A meu ver, a explicação está no terceiro factor mencionado, o tal que não é descrito com precisão, as condições económicas. O desemprego na Alemanha é de 6,9% e em Portugal é de 11%. Temos também uma das mais elevadas taxas de precariedade da Europa, julgo que quase um em cada quatro trabalhadores. A competitividade portuguesa é baixa em comparação aos países de leste e toda a gente conhece histórias de trabalhadores precários que não envolvem apenas jovens com a idade de Henrique Raposo, mas pessoas da minha idade (49 anos). Tenho amigos que foram para o desemprego a meio das suas carreiras (sim, é bastante fácil despedir em Portugal, ao contrário do mito), com tudo o que isso implica de perspectiva de não se voltar a trabalhar, de se ter reforma miserável e empobrecimento abrupto. De não ter dinheiro para pagar a comida ou a educação dos filhos. É disso que estamos a falar e não envolve só uma geração, mas pelo menos duas ou três, porque às vezes há também um reformado na família, que tem de ajudar a pagar as contas da casa.

 

O Estado social, como está na moda dizer, é parcialmente uma ficção. O primeiro a ser cortado nos dias difíceis, pois não consta que as crises sejam muito más para os ricos. Aliás, veja-se as soluções deste governo: cortes nas prestações sociais dos pobres, aumento de impostos para a classe média, reduções nos salários dos funcionários públicos, com excepções para alguns instalados.

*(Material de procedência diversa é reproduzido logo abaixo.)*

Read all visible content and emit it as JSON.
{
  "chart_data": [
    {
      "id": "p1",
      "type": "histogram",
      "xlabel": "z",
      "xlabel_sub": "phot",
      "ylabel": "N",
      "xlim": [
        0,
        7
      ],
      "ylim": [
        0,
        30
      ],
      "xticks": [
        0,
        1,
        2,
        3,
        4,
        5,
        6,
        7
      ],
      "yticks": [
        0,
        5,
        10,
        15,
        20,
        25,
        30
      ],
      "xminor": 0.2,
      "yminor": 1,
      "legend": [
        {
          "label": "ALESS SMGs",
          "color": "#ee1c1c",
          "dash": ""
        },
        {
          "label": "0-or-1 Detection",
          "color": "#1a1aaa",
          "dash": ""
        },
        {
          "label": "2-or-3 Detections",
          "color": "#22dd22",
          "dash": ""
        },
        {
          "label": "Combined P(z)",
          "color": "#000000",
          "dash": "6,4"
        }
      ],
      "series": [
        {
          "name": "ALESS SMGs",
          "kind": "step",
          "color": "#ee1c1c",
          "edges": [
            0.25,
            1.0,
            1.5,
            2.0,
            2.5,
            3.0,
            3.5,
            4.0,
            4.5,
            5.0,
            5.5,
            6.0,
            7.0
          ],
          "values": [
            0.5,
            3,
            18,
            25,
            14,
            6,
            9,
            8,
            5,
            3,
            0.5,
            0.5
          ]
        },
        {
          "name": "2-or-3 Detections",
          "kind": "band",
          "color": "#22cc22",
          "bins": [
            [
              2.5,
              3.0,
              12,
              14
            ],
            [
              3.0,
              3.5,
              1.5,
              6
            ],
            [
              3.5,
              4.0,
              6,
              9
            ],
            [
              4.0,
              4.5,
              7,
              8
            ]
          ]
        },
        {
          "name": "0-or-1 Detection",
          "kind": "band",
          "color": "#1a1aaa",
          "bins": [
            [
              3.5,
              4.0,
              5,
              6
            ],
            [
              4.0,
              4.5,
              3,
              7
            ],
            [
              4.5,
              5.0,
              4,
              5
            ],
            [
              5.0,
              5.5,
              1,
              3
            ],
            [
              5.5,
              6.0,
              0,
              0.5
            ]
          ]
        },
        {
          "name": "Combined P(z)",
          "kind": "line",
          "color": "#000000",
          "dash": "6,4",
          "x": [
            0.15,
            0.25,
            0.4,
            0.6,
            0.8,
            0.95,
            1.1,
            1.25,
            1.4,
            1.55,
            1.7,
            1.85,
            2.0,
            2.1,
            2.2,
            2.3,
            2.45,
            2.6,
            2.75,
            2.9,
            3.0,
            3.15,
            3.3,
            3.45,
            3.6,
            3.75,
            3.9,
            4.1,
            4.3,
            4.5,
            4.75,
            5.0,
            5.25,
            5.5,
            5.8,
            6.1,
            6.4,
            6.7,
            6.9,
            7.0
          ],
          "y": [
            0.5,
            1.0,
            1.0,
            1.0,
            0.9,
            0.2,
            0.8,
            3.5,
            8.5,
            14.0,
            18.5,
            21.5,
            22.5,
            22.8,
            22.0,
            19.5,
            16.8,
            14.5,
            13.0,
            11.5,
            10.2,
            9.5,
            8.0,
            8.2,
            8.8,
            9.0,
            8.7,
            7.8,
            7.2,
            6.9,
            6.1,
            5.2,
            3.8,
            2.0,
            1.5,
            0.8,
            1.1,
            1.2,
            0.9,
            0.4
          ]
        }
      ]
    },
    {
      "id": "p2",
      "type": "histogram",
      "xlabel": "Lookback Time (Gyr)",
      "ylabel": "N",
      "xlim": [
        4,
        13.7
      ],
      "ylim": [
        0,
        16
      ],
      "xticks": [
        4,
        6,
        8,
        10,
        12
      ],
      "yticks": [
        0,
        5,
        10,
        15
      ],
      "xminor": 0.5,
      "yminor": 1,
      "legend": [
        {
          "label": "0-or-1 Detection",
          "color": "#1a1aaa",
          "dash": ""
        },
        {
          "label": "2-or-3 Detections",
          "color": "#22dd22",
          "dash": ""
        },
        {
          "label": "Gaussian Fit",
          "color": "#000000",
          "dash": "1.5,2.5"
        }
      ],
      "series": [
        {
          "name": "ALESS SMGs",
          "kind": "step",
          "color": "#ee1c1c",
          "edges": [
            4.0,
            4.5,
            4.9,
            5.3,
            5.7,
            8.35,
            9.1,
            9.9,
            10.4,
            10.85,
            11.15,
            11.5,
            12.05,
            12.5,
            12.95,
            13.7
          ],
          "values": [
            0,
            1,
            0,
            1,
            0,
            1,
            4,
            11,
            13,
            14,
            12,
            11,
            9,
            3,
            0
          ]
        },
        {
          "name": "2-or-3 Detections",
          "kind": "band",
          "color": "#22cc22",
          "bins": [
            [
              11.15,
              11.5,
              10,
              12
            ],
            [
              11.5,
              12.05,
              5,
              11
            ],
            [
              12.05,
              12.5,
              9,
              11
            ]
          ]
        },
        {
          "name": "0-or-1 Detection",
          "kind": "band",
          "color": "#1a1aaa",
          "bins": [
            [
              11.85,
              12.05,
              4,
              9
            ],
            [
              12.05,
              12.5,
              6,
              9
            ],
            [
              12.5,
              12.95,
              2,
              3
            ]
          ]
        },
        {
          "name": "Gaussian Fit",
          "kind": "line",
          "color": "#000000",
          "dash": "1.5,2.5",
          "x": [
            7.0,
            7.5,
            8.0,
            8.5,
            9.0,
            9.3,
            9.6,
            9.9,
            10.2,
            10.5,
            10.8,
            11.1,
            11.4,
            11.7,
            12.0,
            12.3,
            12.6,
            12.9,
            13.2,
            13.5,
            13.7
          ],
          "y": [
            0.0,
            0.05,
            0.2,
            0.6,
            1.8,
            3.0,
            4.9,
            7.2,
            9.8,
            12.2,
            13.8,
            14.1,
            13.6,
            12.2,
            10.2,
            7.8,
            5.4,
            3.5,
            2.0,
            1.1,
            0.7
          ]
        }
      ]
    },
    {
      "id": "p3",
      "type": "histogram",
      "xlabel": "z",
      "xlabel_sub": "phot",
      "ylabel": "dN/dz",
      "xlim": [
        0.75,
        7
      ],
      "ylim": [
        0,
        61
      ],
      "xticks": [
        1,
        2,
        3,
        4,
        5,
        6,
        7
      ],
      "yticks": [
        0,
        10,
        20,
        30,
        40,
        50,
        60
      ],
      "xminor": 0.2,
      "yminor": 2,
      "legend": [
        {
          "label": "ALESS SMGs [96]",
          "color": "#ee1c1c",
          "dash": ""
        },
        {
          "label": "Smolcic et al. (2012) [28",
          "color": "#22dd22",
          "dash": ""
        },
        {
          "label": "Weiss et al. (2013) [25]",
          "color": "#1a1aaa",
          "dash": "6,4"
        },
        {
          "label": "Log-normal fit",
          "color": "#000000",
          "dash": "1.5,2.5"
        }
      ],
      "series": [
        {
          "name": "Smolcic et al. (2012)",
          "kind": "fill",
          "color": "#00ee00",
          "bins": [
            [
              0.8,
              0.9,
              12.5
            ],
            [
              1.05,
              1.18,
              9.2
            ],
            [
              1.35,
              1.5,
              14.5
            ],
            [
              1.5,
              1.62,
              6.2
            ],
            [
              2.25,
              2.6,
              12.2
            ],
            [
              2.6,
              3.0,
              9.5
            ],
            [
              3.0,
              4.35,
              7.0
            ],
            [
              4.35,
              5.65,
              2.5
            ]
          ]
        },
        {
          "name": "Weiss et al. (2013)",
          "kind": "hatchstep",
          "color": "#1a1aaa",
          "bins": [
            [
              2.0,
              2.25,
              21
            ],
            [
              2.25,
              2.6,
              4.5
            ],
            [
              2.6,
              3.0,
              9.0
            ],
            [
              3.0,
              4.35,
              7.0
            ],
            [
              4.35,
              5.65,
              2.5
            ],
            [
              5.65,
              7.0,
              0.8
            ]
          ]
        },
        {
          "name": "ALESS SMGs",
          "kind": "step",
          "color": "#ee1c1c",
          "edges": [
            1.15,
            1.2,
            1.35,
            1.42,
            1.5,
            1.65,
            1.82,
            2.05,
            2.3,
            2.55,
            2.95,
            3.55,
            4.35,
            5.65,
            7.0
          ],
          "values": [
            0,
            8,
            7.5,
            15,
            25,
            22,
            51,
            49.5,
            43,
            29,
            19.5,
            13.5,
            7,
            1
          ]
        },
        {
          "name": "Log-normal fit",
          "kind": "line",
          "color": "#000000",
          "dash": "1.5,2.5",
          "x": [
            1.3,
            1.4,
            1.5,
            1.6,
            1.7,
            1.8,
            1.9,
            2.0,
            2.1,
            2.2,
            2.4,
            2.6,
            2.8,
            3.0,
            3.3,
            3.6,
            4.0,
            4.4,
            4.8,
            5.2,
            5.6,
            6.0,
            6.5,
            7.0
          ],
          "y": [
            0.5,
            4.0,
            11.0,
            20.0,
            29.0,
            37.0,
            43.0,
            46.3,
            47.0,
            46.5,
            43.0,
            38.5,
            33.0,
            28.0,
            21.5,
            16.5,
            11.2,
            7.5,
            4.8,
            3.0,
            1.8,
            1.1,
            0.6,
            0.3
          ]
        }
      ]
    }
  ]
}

Isto surge após dez anos de coerente estagnação económica, com taxas de crescimento limitadas, o que explica um desemprego elevado e alta precariedade, mesmo descontado um efeito emigração que alguns sociólogos dizem ser comparável ao dos anos 60. A economia não cria empregos, por isso muitos jovens estão desempregados. A alternativa é despedir os "conformados" e contratar os jovens. Julgo que esse cenário está escrito nas estrelas, pois os empresários abusaram dos mecanismos dos recibos verdes, que tornam demasiado caro manter um contratado, já que à porta da empresa estão dez que aceitam trabalhar por metade do salário, pagando o próprio trabalhador a segurança social, dinheiro que a empresa poupará. Passa a ser um acto racional de gestão mandar o trabalhador antigo para a fila de desemprego, pois ele tornou-se demasiado caro. Perde-se conhecimento, é um facto, mas compensa a curto prazo, num contexto de aperto financeiro.

Aqui, não há bons e maus, mas leis erradas ou injustas. E, sinceramente, não percebo qual possa ser a vantagem de um mundo onde os trabalhadores perderam todos os direitos.

Até nas deslocalizações a Alemanha foi mais prudente, já que as fez de forma limitada, sobretudo para o leste da Europa, mas mantendo o essencial da mão-de-obra caseira. Em Portugal, o processo é diferente, parece haver uma corrida para o abismo, para a competição com a China, para os salários baixos e os custos reduzidos. As empresas estão financeiramente estranguladas e cortam no desenvolvimento de novos produtos. Abandonam-se indústrias e sectores inteiros, retiram-se privilégios. Ninguém fala em qualidade, mas apenas em cortar, cortar, cortar.

 

Estes problemas não são de uma geração, mas de todos os portugueses. A nossa sociedade está numa espécie de beco sem saída, mergulhada em discussões estéreis, entretida a observar a espuma superficial dos problemas.

No caso, eles só podem ser resolvidos por um esforço conjunto de todas as gerações e não inventando conflitos geracionais que não existem. É necessário criar um mercado de arrendamento sem colocar os velhinhos a dormir debaixo das pontes; modernizar a legislação laboral sem trocar empregos seguros por empregos precários; reformar a segurança social sem destruir os mecanismos de solidariedade; mudar o modelo económico criando emprego qualificado e competitivo.

As pessoas precisam de trabalhar por alguma coisa, por exemplo, para terem uma vida melhor.